Scott smiled at her in a way that set her mind wholly at rest. “No, I think not,” he said. “When shall he come? This evening?”
Dinah slipped a confiding hand into his. She felt that now Scott knew and was not scandalized, there was no further need for embarrassment. “Oh, just any time,” she said. “But hadn’t I better get up? It would look better, wouldn’t it?”
“I don’t know about that,” said Scott. “You had better ask the doctor.”
Dinah’s face flushed red. “Need the doctor know?” she asked him shyly. “I am—so afraid of his saying I am well enough to go home. And that—that will end everything.”
“He shan’t say that,” Scott promised, still smiling in the fashion that so warmed her heart. “I will drop him a hint.”
“Oh, you are good!” Dinah said very earnestly. “I think you are the kindest man I have ever met.”
He laughed at that. “My dear, it is easy to be kind to you,” he said.
“I’m sure I don’t know why,” she protested. “I’m getting very spoilt and selfish.”
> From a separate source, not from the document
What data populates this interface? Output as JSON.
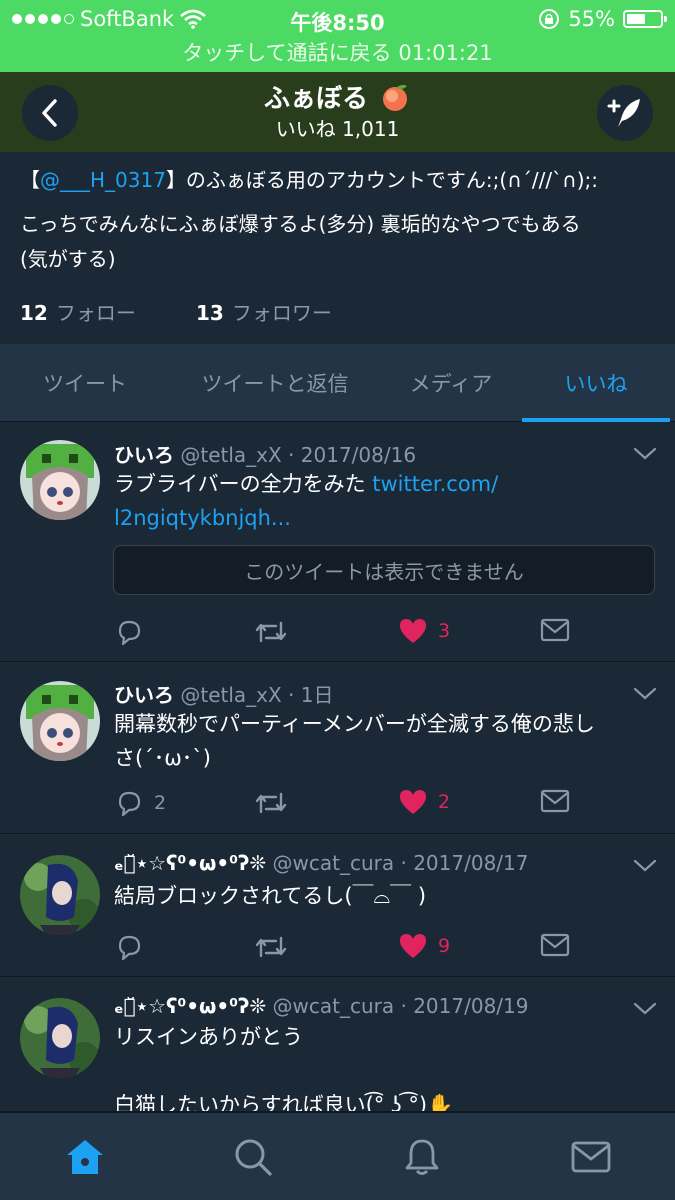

He patted her hand gently and laid it down. “You are—just you,” he said, and rising with the words rather abruptly he left her.
CHAPTER XXIV
THE LIGHTS OF A CITY
“May I come in?” said Sir Eustace.
He stood in the doorway, a gigantic figure to Dinah’s unaccustomed eyes, and looked in upon her with a careless smile on his handsome face.
“Oh, please do!” she said.
She was lying on a couch under a purple rug belonging to Isabel. Very fragile and weak she looked, but her face was flushed and eager, her eyes alight with welcome. She thought he had never looked so splendid, so godlike, as at that moment. She wanted to hold out both her arms to him and be borne upward to Olympus in his embrace.
He came forward with his easy carriage and stood beside her. His smile was one of kindly indulgence. He looked down at her as he might have looked upon an infant.
An uneasy sense of her own insignificance went through Dinah. She could not remember that he had ever regarded her thus before. A faint, faint throb of resentment also pulsed through her. His attitude was so suggestive of the mere casual acquaintance. Surely—surely he had not forgotten!
“Won’t you sit down?” she asked in a small voice that was quite unconsciously formal.
He seated himself in the chair that had been placed at her side. “So they have left you behind to be mended, have they?” he said. “I hope it is a satisfactory process, is it?”
She had meant to give him her hand, but as he did not seem to expect it she refrained from doing so. A great longing to cover her face and burst into tears took possession of her; she resisted it frantically, with all her strength.
“Oh yes, I am getting better, thank you,” she said, in a voice that quivered in spite of her. “I am afraid I have been a great nuisance to everybody. I am sure the de Vignes thought so; and—and—I expect you do too.”